Wenn sie sich anziehen würden, alles wäre so viel einfacher“, seufze ich der Erzieherin zu. Sie nickt und lacht. Seit einer halben Stunde versuche ich, die Kinder aus der Kita abzuholen. Der bald Zweijährige weigert sich. Er trägt Body, Strumpfhose, Hose und Hausschuhe, weil es im Kindergarten 823 Grad Celsius hat. Das ist für die Kinder schön mummelig den ganzen Tag. Für Eltern, die aus dem grauen Januar das Haus betreten, ist das wie zweimal täglich Bikram-Yoga in Winterjacke, während man mit kleinen Kindern diskutiert.

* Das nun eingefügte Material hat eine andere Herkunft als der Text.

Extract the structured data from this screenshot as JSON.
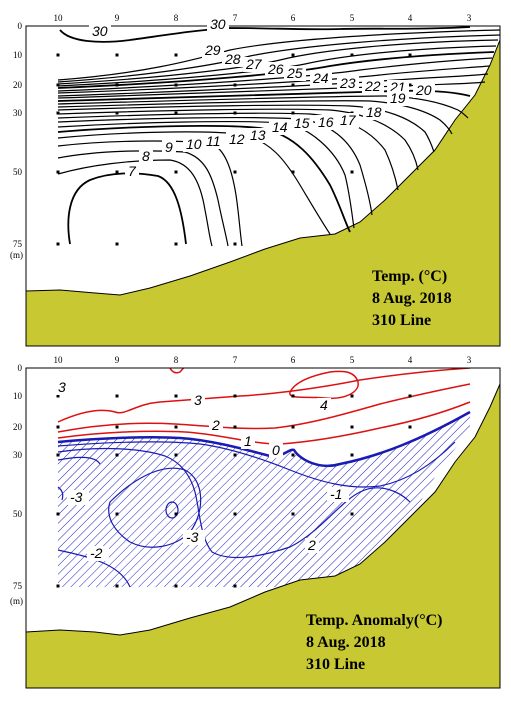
{
  "colors": {
    "terrain": "#c8c832",
    "contour": "#000000",
    "positive_anomaly": "#dd1111",
    "negative_anomaly": "#1a1ab4",
    "hatch": "#2020c0"
  },
  "chart_data": [
    {
      "type": "contour",
      "title_lines": [
        "Temp. (°C)",
        "8 Aug. 2018",
        "310 Line"
      ],
      "stations": [
        "10",
        "9",
        "8",
        "7",
        "6",
        "5",
        "4",
        "3"
      ],
      "depth_ticks": [
        "0",
        "10",
        "20",
        "30",
        "50",
        "75"
      ],
      "depth_unit": "(m)",
      "contour_levels": [
        7,
        8,
        9,
        10,
        11,
        12,
        13,
        14,
        15,
        16,
        17,
        18,
        19,
        20,
        21,
        22,
        23,
        24,
        25,
        26,
        27,
        28,
        29,
        30
      ],
      "labels": [
        "30",
        "30",
        "29",
        "28",
        "27",
        "26",
        "25",
        "24",
        "23",
        "22",
        "21",
        "20",
        "19",
        "18",
        "17",
        "16",
        "15",
        "14",
        "13",
        "12",
        "11",
        "10",
        "9",
        "8",
        "7"
      ]
    },
    {
      "type": "contour",
      "title_lines": [
        "Temp.  Anomaly(°C)",
        "8 Aug. 2018",
        "310 Line"
      ],
      "stations": [
        "10",
        "9",
        "8",
        "7",
        "6",
        "5",
        "4",
        "3"
      ],
      "depth_ticks": [
        "0",
        "10",
        "20",
        "30",
        "50",
        "75"
      ],
      "depth_unit": "(m)",
      "contour_levels": [
        -3,
        -2,
        -1,
        0,
        1,
        2,
        3,
        4
      ],
      "negative_region_hatched": true,
      "labels": [
        "3",
        "3",
        "4",
        "2",
        "1",
        "0",
        "-1",
        "-3",
        "-3",
        "-2",
        "2"
      ]
    }
  ]
}
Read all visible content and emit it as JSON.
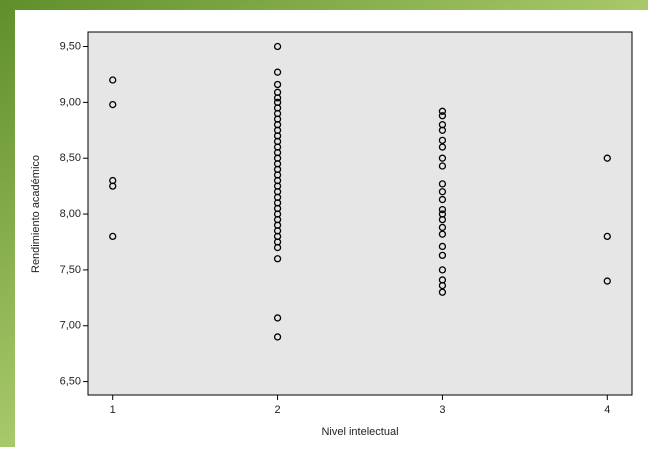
{
  "chart_data": {
    "type": "scatter",
    "x_label": "Nivel intelectual",
    "y_label": "Rendimiento académico",
    "x": [
      1,
      1,
      1,
      1,
      1,
      2,
      2,
      2,
      2,
      2,
      2,
      2,
      2,
      2,
      2,
      2,
      2,
      2,
      2,
      2,
      2,
      2,
      2,
      2,
      2,
      2,
      2,
      2,
      2,
      2,
      2,
      2,
      2,
      2,
      2,
      2,
      2,
      2,
      2,
      2,
      3,
      3,
      3,
      3,
      3,
      3,
      3,
      3,
      3,
      3,
      3,
      3,
      3,
      3,
      3,
      3,
      3,
      3,
      3,
      3,
      3,
      3,
      4,
      4,
      4
    ],
    "y": [
      9.2,
      8.98,
      8.3,
      8.25,
      7.8,
      9.5,
      9.27,
      9.16,
      9.09,
      9.04,
      9.0,
      8.95,
      8.9,
      8.85,
      8.8,
      8.75,
      8.7,
      8.65,
      8.6,
      8.55,
      8.5,
      8.45,
      8.4,
      8.35,
      8.3,
      8.25,
      8.2,
      8.15,
      8.1,
      8.05,
      8.0,
      7.95,
      7.9,
      7.85,
      7.8,
      7.75,
      7.7,
      7.6,
      7.07,
      6.9,
      8.92,
      8.88,
      8.8,
      8.75,
      8.66,
      8.6,
      8.5,
      8.43,
      8.27,
      8.2,
      8.13,
      8.04,
      8.0,
      7.95,
      7.88,
      7.82,
      7.71,
      7.63,
      7.5,
      7.41,
      7.36,
      7.3,
      8.5,
      7.8,
      7.4
    ],
    "color": "#000000",
    "xlim": [
      0.85,
      4.15
    ],
    "ylim": [
      6.38,
      9.63
    ],
    "xticks": [
      1,
      2,
      3,
      4
    ],
    "yticks": [
      {
        "value": 6.5,
        "label": "6,50"
      },
      {
        "value": 7,
        "label": "7,00"
      },
      {
        "value": 7.5,
        "label": "7,50"
      },
      {
        "value": 8,
        "label": "8,00"
      },
      {
        "value": 8.5,
        "label": "8,50"
      },
      {
        "value": 9,
        "label": "9,00"
      },
      {
        "value": 9.5,
        "label": "9,50"
      }
    ]
  }
}
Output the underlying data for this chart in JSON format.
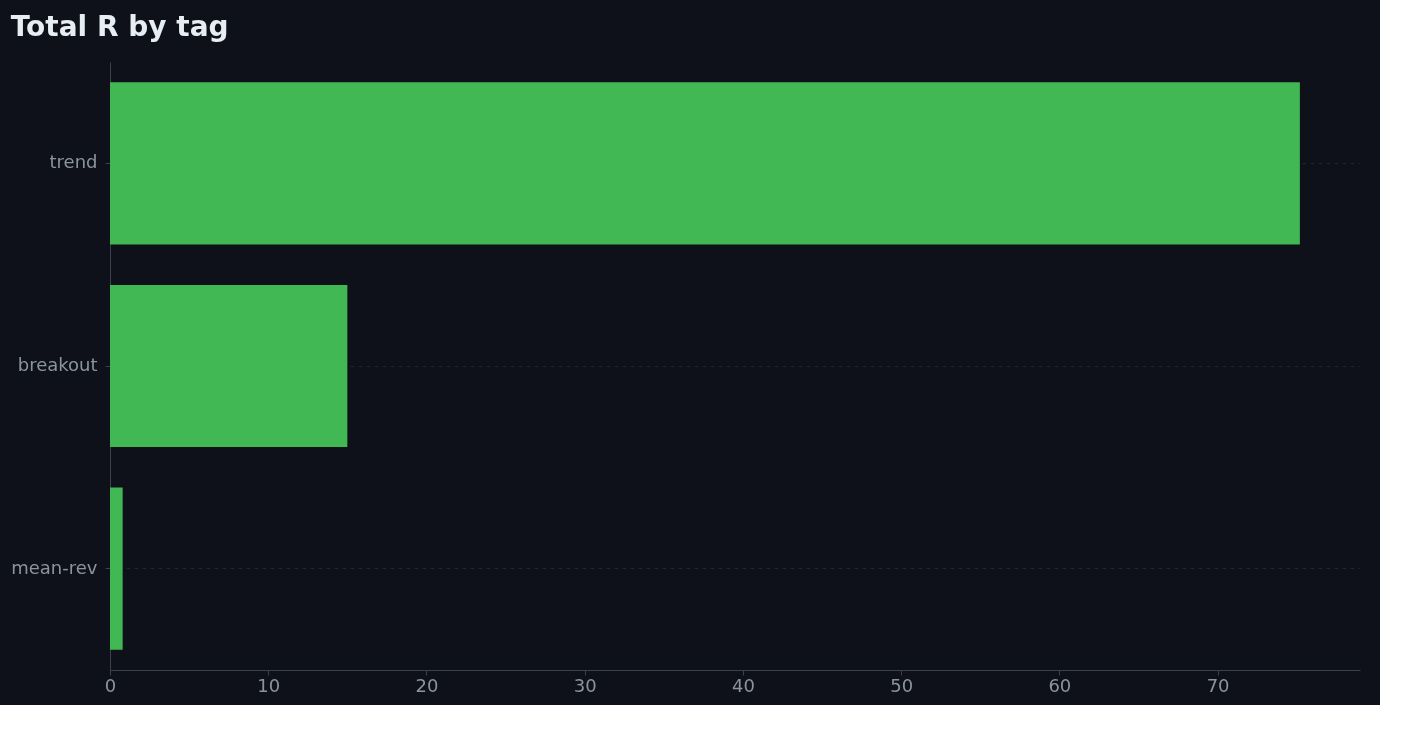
{
  "chart_data": {
    "type": "bar",
    "orientation": "horizontal",
    "title": "Total R by tag",
    "categories": [
      "trend",
      "breakout",
      "mean-rev"
    ],
    "values": [
      75.2,
      15.0,
      0.8
    ],
    "color": "#41b853",
    "xlim": [
      0,
      79
    ],
    "xticks": [
      0,
      10,
      20,
      30,
      40,
      50,
      60,
      70
    ],
    "grid": "y"
  }
}
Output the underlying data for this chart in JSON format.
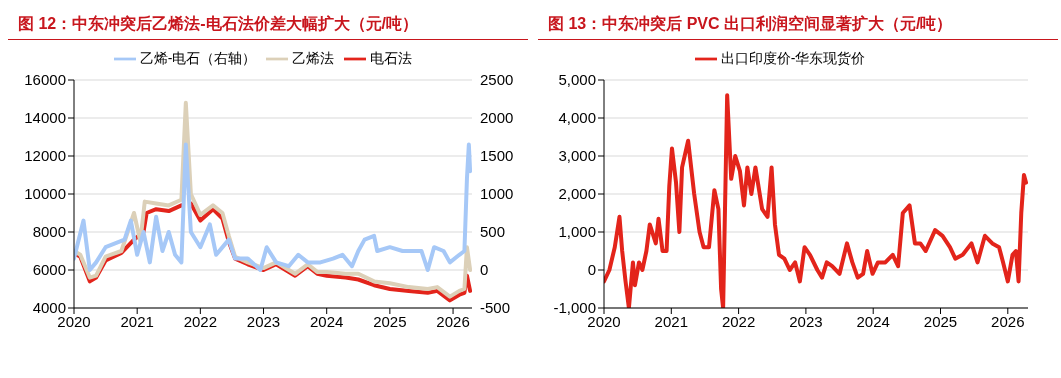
{
  "chart_data": [
    {
      "type": "line",
      "title": "图 12：中东冲突后乙烯法-电石法价差大幅扩大（元/吨）",
      "xlim": [
        2020,
        2026.3
      ],
      "xticks": [
        2020,
        2021,
        2022,
        2023,
        2024,
        2025,
        2026
      ],
      "ylim": [
        4000,
        16000
      ],
      "yticks": [
        4000,
        6000,
        8000,
        10000,
        12000,
        14000,
        16000
      ],
      "y2lim": [
        -500,
        2500
      ],
      "y2ticks": [
        -500,
        0,
        500,
        1000,
        1500,
        2000,
        2500
      ],
      "grid": "y",
      "legend": "top",
      "marker": "none",
      "line_style": "solid",
      "series": [
        {
          "name": "电石法",
          "color": "#e3241b",
          "x": [
            2020.0,
            2020.1,
            2020.25,
            2020.35,
            2020.5,
            2020.75,
            2020.95,
            2021.1,
            2021.15,
            2021.3,
            2021.5,
            2021.7,
            2021.77,
            2021.85,
            2022.0,
            2022.2,
            2022.35,
            2022.45,
            2022.55,
            2022.75,
            2023.0,
            2023.2,
            2023.5,
            2023.7,
            2023.85,
            2024.0,
            2024.3,
            2024.5,
            2024.75,
            2025.0,
            2025.3,
            2025.6,
            2025.75,
            2025.95,
            2026.1,
            2026.18,
            2026.22,
            2026.27
          ],
          "values": [
            6900,
            6700,
            5400,
            5600,
            6500,
            6900,
            7600,
            8000,
            9000,
            9200,
            9100,
            9400,
            null,
            9500,
            8600,
            9200,
            8700,
            7500,
            6600,
            6300,
            6000,
            6300,
            5700,
            6200,
            5800,
            5700,
            5600,
            5500,
            5200,
            5000,
            4900,
            4800,
            4900,
            4400,
            4700,
            4800,
            5700,
            4900
          ]
        },
        {
          "name": "乙烯法",
          "color": "#dcd0b8",
          "x": [
            2020.0,
            2020.1,
            2020.25,
            2020.35,
            2020.5,
            2020.75,
            2020.95,
            2021.05,
            2021.12,
            2021.3,
            2021.5,
            2021.7,
            2021.77,
            2021.85,
            2022.0,
            2022.2,
            2022.35,
            2022.45,
            2022.55,
            2022.75,
            2023.0,
            2023.2,
            2023.5,
            2023.7,
            2023.85,
            2024.0,
            2024.3,
            2024.5,
            2024.75,
            2025.0,
            2025.3,
            2025.6,
            2025.75,
            2025.95,
            2026.1,
            2026.18,
            2026.22,
            2026.27
          ],
          "values": [
            7000,
            6800,
            5600,
            5700,
            6700,
            7000,
            9000,
            7500,
            9600,
            9500,
            9400,
            9700,
            14800,
            10000,
            8900,
            9400,
            9000,
            7800,
            6700,
            6400,
            6100,
            6400,
            5800,
            6300,
            5900,
            5900,
            5800,
            5800,
            5400,
            5300,
            5100,
            5000,
            5100,
            4600,
            4900,
            5000,
            7200,
            6000
          ]
        },
        {
          "name": "乙烯-电石（右轴）",
          "color": "#a6c8f7",
          "axis": "y2",
          "x": [
            2020.0,
            2020.15,
            2020.25,
            2020.35,
            2020.5,
            2020.65,
            2020.8,
            2020.9,
            2021.0,
            2021.1,
            2021.2,
            2021.3,
            2021.4,
            2021.5,
            2021.6,
            2021.7,
            2021.77,
            2021.85,
            2022.0,
            2022.15,
            2022.25,
            2022.45,
            2022.55,
            2022.75,
            2022.95,
            2023.05,
            2023.2,
            2023.4,
            2023.55,
            2023.7,
            2023.9,
            2024.1,
            2024.25,
            2024.4,
            2024.5,
            2024.6,
            2024.75,
            2024.8,
            2025.0,
            2025.2,
            2025.5,
            2025.6,
            2025.7,
            2025.85,
            2025.95,
            2026.1,
            2026.18,
            2026.22,
            2026.25,
            2026.27
          ],
          "values": [
            150,
            650,
            0,
            100,
            300,
            350,
            400,
            650,
            200,
            500,
            100,
            700,
            250,
            500,
            200,
            100,
            1650,
            500,
            300,
            600,
            200,
            400,
            150,
            150,
            0,
            300,
            100,
            50,
            200,
            100,
            100,
            150,
            200,
            50,
            250,
            400,
            450,
            250,
            300,
            250,
            250,
            0,
            300,
            250,
            100,
            200,
            250,
            1200,
            1650,
            1300
          ]
        }
      ]
    },
    {
      "type": "line",
      "title": "图 13：中东冲突后 PVC 出口利润空间显著扩大（元/吨）",
      "xlim": [
        2020,
        2026.3
      ],
      "xticks": [
        2020,
        2021,
        2022,
        2023,
        2024,
        2025,
        2026
      ],
      "ylim": [
        -1000,
        5000
      ],
      "yticks": [
        {
          "value": -1000,
          "label": "-1,000"
        },
        0,
        {
          "value": 1000,
          "label": "1,000"
        },
        {
          "value": 2000,
          "label": "2,000"
        },
        {
          "value": 3000,
          "label": "3,000"
        },
        {
          "value": 4000,
          "label": "4,000"
        },
        {
          "value": 5000,
          "label": "5,000"
        }
      ],
      "grid": "y",
      "legend": "top",
      "marker": "none",
      "line_style": "solid",
      "series": [
        {
          "name": "出口印度价-华东现货价",
          "color": "#e3241b",
          "x": [
            2020.0,
            2020.08,
            2020.16,
            2020.23,
            2020.27,
            2020.32,
            2020.37,
            2020.43,
            2020.46,
            2020.52,
            2020.57,
            2020.63,
            2020.68,
            2020.77,
            2020.81,
            2020.87,
            2020.93,
            2020.97,
            2021.01,
            2021.07,
            2021.12,
            2021.16,
            2021.25,
            2021.34,
            2021.42,
            2021.48,
            2021.56,
            2021.64,
            2021.7,
            2021.74,
            2021.77,
            2021.83,
            2021.89,
            2021.95,
            2022.02,
            2022.08,
            2022.13,
            2022.19,
            2022.25,
            2022.35,
            2022.43,
            2022.49,
            2022.54,
            2022.6,
            2022.68,
            2022.76,
            2022.84,
            2022.91,
            2022.98,
            2023.06,
            2023.17,
            2023.24,
            2023.31,
            2023.39,
            2023.5,
            2023.61,
            2023.69,
            2023.77,
            2023.85,
            2023.91,
            2023.99,
            2024.07,
            2024.18,
            2024.29,
            2024.37,
            2024.44,
            2024.54,
            2024.62,
            2024.7,
            2024.78,
            2024.92,
            2025.03,
            2025.14,
            2025.22,
            2025.33,
            2025.46,
            2025.55,
            2025.66,
            2025.77,
            2025.87,
            2025.93,
            2026.0,
            2026.07,
            2026.12,
            2026.16,
            2026.2,
            2026.24,
            2026.27
          ],
          "values": [
            -300,
            0,
            600,
            1400,
            500,
            -300,
            -1000,
            200,
            -400,
            200,
            0,
            500,
            1200,
            700,
            1350,
            500,
            500,
            2200,
            3200,
            2300,
            1000,
            2700,
            3400,
            2000,
            1000,
            600,
            600,
            2100,
            1600,
            -500,
            -1000,
            4600,
            2400,
            3000,
            2600,
            1700,
            2700,
            2000,
            2700,
            1600,
            1400,
            2700,
            1200,
            400,
            300,
            0,
            200,
            -300,
            600,
            400,
            0,
            -200,
            200,
            100,
            -100,
            700,
            200,
            -200,
            -100,
            500,
            -100,
            200,
            200,
            400,
            100,
            1500,
            1700,
            700,
            700,
            500,
            1050,
            900,
            600,
            300,
            400,
            700,
            200,
            900,
            700,
            600,
            200,
            -300,
            400,
            500,
            -300,
            1500,
            2500,
            2300
          ]
        }
      ]
    }
  ]
}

Der Fünfjährige zieht sich langsam, ohne die Hände zu benutzen, seine Stiefel an. Der bald Zweijährige lässt sich zumindest die Hausschuhe ausziehen. „Na Bravo“, denke ich, „jetzt hat er noch weniger an.“ Und als hätte er’s gehört, springt er auf, legt sich am anderen Ende der Garderobe bäuchlings auf den Boden und kaut an seinem Brötchen.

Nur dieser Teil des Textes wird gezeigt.